Abstract

A common challenge in fluid studies involving heavy oil, and bitumen in particular, is obtaining an in-situ bitumen sample from the highly viscous reservoirs that is water and solid free. In this paper, a salt-water assisted centrifugation (SWAC) method that was developed to effectively extract in-situ bitumen suitable for fluid studies from core samples is presented.

The method involved mixing salt water with core sample pieces at a defined ratio. The mixture was then centrifuged at 50°C to separate the bitumen from the water and sand. The result was a clean bitumen sample containing less than 1 wt% of water and 0.1 wt% of sediment and a recovery rate of approximately 90 wt%.

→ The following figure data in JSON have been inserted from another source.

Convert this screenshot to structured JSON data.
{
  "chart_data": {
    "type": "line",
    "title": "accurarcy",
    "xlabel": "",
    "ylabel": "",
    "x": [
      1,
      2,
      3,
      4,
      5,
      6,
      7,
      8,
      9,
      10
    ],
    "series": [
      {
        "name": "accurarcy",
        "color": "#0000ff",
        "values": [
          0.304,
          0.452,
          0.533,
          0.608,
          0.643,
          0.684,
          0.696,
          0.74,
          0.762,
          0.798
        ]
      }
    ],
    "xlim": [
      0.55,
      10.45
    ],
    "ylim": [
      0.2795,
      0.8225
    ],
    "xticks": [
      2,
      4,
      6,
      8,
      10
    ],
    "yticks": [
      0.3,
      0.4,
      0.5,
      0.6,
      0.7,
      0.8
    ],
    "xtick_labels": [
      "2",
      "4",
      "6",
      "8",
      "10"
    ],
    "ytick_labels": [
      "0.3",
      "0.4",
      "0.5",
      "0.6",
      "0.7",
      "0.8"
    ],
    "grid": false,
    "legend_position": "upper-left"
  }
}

The properties of the recovered bitumen were characterized and compared with the properties of another bitumen sample that had been extracted by the mechanical squeeze (MS) method in order to understand how the salt and water used during the process may have impacted the chemical and physical properties of the bitumen sample. The experimental data showed that most of the properties of the two bitumen samples were similar with the exception of a slight variation in measured viscosities at various temperatures. The reasons for these measured viscosity differences are discussed.

When compared to commercialized methodologies for removing bitumen samples from cores, such as solvent extraction, MS and hot water/steam flooding methods, the presented solvent free method is characterized for its high bitumen recovery rate and high bitumen sample quality. The SWAC method offers an efficient alternative for extracting in-situ bitumen samples in quantities sufficient for fluid related studies.